Do LLMs ‘Reason’ or Just Predict Tokens?
- One camp: LLMs are “just” next-token predictors / compressed internet; CoT cannot create information that isn’t there, only rephrases patterns.
- Opposing camp: next-token prediction doesn’t preclude reasoning; humans may also be sophisticated predictors. Good performance on math, code, and logic-like tasks is cited as evidence of emergent reasoning.
- Disagreement over whether mathematical or scientific breakthroughs are necessary to count as “real reasoning,” and whether current models are fundamentally incapable of such leaps.
World Models, Semantics, and Plato’s Cave
- Some argue LLMs lack true world models, ontology, and grounded semantics; they manipulate symbols without experiential contact with reality.

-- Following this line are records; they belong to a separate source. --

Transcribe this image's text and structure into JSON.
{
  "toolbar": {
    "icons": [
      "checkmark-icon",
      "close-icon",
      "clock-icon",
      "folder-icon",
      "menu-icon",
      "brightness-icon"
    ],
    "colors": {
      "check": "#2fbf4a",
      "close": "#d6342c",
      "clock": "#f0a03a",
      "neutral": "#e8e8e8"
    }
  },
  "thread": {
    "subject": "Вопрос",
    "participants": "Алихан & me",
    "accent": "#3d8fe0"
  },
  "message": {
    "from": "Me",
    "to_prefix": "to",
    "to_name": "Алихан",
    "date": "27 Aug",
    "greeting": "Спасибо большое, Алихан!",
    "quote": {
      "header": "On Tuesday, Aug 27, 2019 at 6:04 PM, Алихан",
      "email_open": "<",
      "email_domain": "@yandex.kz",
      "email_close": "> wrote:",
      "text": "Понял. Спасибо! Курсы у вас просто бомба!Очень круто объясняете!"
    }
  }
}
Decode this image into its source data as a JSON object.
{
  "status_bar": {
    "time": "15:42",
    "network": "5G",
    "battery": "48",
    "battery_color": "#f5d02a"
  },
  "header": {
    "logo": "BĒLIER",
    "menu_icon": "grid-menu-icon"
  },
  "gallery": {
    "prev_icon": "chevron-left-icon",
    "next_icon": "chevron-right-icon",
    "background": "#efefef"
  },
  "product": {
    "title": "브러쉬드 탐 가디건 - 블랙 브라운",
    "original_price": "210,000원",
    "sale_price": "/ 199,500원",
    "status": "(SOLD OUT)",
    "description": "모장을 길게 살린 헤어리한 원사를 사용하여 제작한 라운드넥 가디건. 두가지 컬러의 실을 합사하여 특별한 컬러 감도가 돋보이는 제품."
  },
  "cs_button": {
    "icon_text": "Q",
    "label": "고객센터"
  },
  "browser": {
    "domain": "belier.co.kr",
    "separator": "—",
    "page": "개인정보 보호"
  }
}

- Others cite research suggesting internal “world-like” representations (e.g., in games, demographics, physics-like structure) emerge because they improve prediction.
- A recurring metaphor: LLMs operate on “word models,” akin to prisoners in Plato’s Cave inferring the world from shadows (text), not direct experience.
AGI Prospects and Local Maxima
- Several commenters see LLMs as a local maximum, not a path to AGI: no persistent memory, no embodied world modeling, heavy dependence on static training.
- Others think LLMs (or LLM-like components) will remain central building blocks of more general systems, especially when combined with tools, memory, and multimodal input.
- The thread reflects strong skepticism about AGI timelines, but also recognition of LLMs’ surprising versatility and economic value.
Benchmarks, Robustness, and Reproducibility
- Some stress that CoT often empirically improves code and math evals; the paper’s negative results are framed as task-specific, not universal.
- Others criticize LLM research for small or opaque datasets, lack of released code/data, and sensitivity to minor prompt changes (e.g., name swaps, irrelevant text).
- There is interest in more systematic, adversarial benchmarks that probe robustness to superficial variations and clarify when CoT helps vs harms.